One of the neat things about the way the universe began is that it brings out principles that help to follow physics and philosophy that, without them, appear beyond reason. They simplify what lies behind some deep ideas, such as strings.

String theories abound in many versions. They are based on fancy math. Their math needs space dimensions that we cannot see. The simplest versions call for six. Is this fantasy or is it truly deep?

Well, why can’t we see them? Let’s start in 1926; Swedish physicist Oskar Klein suggests such a dimension could be real but ‘compactified’. He doesn’t say just how or when it got that way. But think of it like this: Take any D of the 3-D we see. Thanks to Einstein we know that its ends aren’t at infinity, it is a loop. Imagine it’s fantastically elastic. It shrinks to Planck size, far, far smaller than the smallest thing that physics can detect. Abracadabra! It’s compactified (such an uglified word). Klein’s suggestion is a step toward the first string theories.

String theories are background dependent: They build small wiggly things in assumed space and time. These in turn are both assumed to be continuums, meaning they can be sliced smaller ad infinitum. This makes their math easier. But there’s a move afoot in physics (Einstein maybe started it) to say this is all wrong.

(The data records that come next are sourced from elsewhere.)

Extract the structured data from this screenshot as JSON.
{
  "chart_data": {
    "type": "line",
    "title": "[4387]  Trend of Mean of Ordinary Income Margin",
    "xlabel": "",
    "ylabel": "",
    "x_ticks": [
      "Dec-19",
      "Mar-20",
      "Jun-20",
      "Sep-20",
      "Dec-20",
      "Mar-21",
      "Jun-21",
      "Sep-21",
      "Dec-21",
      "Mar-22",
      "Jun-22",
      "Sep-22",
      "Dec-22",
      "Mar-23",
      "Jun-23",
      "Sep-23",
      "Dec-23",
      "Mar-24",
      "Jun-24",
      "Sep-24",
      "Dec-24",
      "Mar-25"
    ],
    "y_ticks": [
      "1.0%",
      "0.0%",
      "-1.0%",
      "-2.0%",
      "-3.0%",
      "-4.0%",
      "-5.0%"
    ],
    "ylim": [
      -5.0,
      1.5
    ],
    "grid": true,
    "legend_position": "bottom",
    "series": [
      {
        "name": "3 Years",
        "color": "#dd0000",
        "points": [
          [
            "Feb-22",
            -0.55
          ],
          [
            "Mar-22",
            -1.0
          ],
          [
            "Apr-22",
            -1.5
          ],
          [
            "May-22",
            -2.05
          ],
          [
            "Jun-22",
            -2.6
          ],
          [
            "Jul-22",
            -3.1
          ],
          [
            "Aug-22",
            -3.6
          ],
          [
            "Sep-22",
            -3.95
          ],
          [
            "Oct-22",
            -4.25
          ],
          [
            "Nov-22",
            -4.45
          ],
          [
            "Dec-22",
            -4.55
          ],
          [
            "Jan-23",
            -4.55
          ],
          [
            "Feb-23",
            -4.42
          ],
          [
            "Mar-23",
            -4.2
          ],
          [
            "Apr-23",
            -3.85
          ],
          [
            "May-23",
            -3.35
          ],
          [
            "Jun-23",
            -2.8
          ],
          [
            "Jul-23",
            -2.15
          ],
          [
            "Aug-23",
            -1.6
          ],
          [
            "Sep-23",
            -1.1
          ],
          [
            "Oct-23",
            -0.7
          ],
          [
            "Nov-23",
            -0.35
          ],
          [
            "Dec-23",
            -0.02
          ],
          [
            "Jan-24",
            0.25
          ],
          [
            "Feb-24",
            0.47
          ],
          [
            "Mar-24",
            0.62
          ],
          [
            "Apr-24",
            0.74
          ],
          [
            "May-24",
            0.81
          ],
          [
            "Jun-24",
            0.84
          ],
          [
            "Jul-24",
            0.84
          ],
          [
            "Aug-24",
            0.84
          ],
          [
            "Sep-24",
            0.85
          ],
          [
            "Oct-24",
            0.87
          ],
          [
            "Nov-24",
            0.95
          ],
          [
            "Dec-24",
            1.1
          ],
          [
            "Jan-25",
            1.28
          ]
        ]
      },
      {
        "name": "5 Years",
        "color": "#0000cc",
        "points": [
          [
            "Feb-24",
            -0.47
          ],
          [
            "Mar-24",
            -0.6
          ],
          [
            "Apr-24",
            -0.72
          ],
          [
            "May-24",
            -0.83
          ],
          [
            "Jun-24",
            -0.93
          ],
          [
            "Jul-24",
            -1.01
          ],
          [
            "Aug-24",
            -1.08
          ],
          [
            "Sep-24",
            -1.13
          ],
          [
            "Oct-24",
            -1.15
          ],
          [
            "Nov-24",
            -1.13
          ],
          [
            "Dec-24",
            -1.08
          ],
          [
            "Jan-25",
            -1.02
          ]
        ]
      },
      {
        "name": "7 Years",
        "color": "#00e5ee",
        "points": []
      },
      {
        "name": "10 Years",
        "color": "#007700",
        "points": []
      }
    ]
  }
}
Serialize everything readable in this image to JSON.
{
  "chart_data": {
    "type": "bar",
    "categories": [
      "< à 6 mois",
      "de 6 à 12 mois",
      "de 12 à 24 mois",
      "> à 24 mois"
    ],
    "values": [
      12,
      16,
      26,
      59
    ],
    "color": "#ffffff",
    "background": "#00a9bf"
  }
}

So try this on: It’s simpler to consider that the six dimensions didn’t shrink; they started out that way. They are real, tiny 6-D quanta with properties of volume and of replication. They make space and time and thus explain the 3-D that we see. With no continuum.

This concept saves string theorists from squishing quantum strings into a continuum for no better reason than to make them match the math they learned in school. Now, who was it took that course in reeling, writhing and the branches of arithmetic?